Set your camera to the combination of raw plus highest quality JPEG. This means that each shot will be saved twice- once in raw and also camera-processed as a JPEG. Plan and shoot three images in three different lighting situations. One should be in daylight, one in artificial lighting, and one high dynamic range. Open and process each pair of images, in your usual image processing software. In each case, take whatever opportunities are offered by the raw converter to make the best of the image.
Finally, compare the two versions of each scene. What differences, if any, do you see between the raw and JPEG?
I have never shot in RAW before, so this exercise was extremely useful! I only got my first DSLR at the start of this OCA course- and so never really knew much about RAW and always thought it was some extremely complicated setting that I could never use! I hope this exercise shows me the ease of using raw, and the advantages of it.
I had no idea of the benefits of shooting in raw, and so therefore before beginning this exercise I did a little research into the advantages of using raw on my camera. I found this great information in Ben Long’s book, “Getting Started with Camera Raw”, which explained it perfectly;
“If you shoot only in JPEG, then you may have already encountered the limitations of that format. Switching to raw may be the ideal solution for you if you’ve encountered any of these problems;
– You can’t get the colour in your images quite right. If you find that you can’t push and pull the colours in your images as far as you’d like, then shooting in raw may give you the additional editing latitude that you need.
– You want more exposure control. Precise controls of highlights and shadows is the goal of all photographers, and it’s much easier to achieve when shooting in raw.
– You frequently shoot in low light or in situations with lots of mixed lighting sources. The white balance controls offered by raw converters are ideal for getting accurate colour from these difficult shooting situations.
– You regularly crop and enlarge your images or print your images at very large sizes. You’ll prefer raw over JPEG for its lack of compression artifacts…” (1)
I chose to use snowdrops as my theme for this assignment. I shot them in three different lighting situations; Daylight, Artificial Light and High Dynamic Range. This was the first time I have shot in RAW. I set my camera to save the images in both RAW and JPEG; this was relatively straight forward. However, upon uploading the images to my laptop, I discovered that my Photoshop software didn’t contain a RAW converter! I then had to download a trial of a newer version- which I may have to purchase after experimenting with the greater freedom and control that RAW provides! Below are my three versions in JPEG and RAW.

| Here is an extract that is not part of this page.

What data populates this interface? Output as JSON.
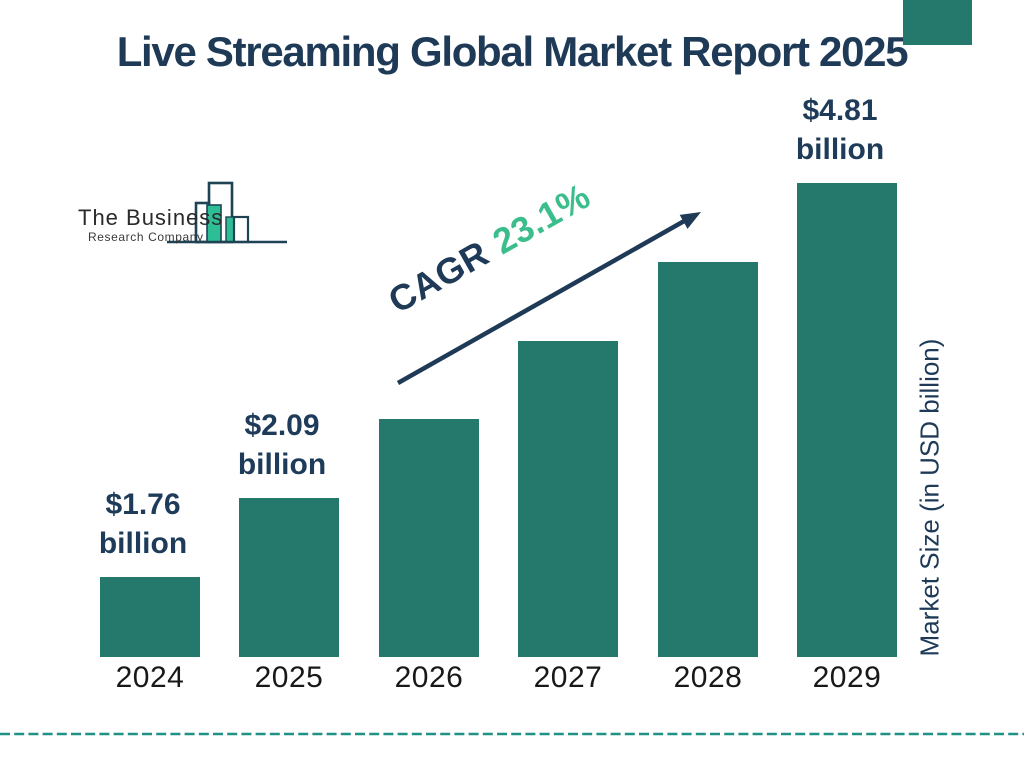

Daylight: JPEG. I used an aperture of f10 as my tutor suggested that I should be using smaller apertures more often; as the camera’s prime aperture range is f7-f11. This has resulted in a beautifully detailed image. I wanted to ensure that I kept the softness of the flower whilst processing, as you will see in the edited image.
Daylight: RAW. I used Custom White Balance in my processing software in order to create my desired effect in this image. I warmed the image up a little bit by increasing saturation. I also recovered the shadows slightly in this image, and expected this to create a lot of noise; however I was pleasantly surprised by the quality of the outcome, showing the high quality of raw files.
Artificial Light: JPEG. Again I took my tutor’s advice on board and used a smaller aperture than normal of f7.1. I used a higher ISO of 400 as I was indoors and still don’t have proper photographic lighting, so had to use a desk lamp. I think this image could have been much better with a fill in flash, which I intend to get in the near future! Photography is definitely an expensive interest to have!
Artificial Light: RAW. The slightly higher ISO of 400 created possibly a little noise when edited- but still far less than the equivalent JPEG file. I changed the White Balance setting from Auto to Shade to give the image a warmer feel. I also increased the contrast, saturation and clarity.
High Dynamic Range: JPEG. For this image I again used a good aperture of f7.1. I also used an ISO of 400. I captured this pretty snow drop in the studio on a dark background in order to create a high dynamic range scene.
High Dynamic Range: RAW. In the RAW file I wanted to darken the background slightly to produce a higher contrast image. Therefore I adjusted the shadows in processing to achieve this. I kept the WB settings as shot. I also adjusted the saturation, clarity and contrast slightly.
This exercise showed me how simple it is to shoot in RAW and I am now much more confident in working with the RAW setting on my camera.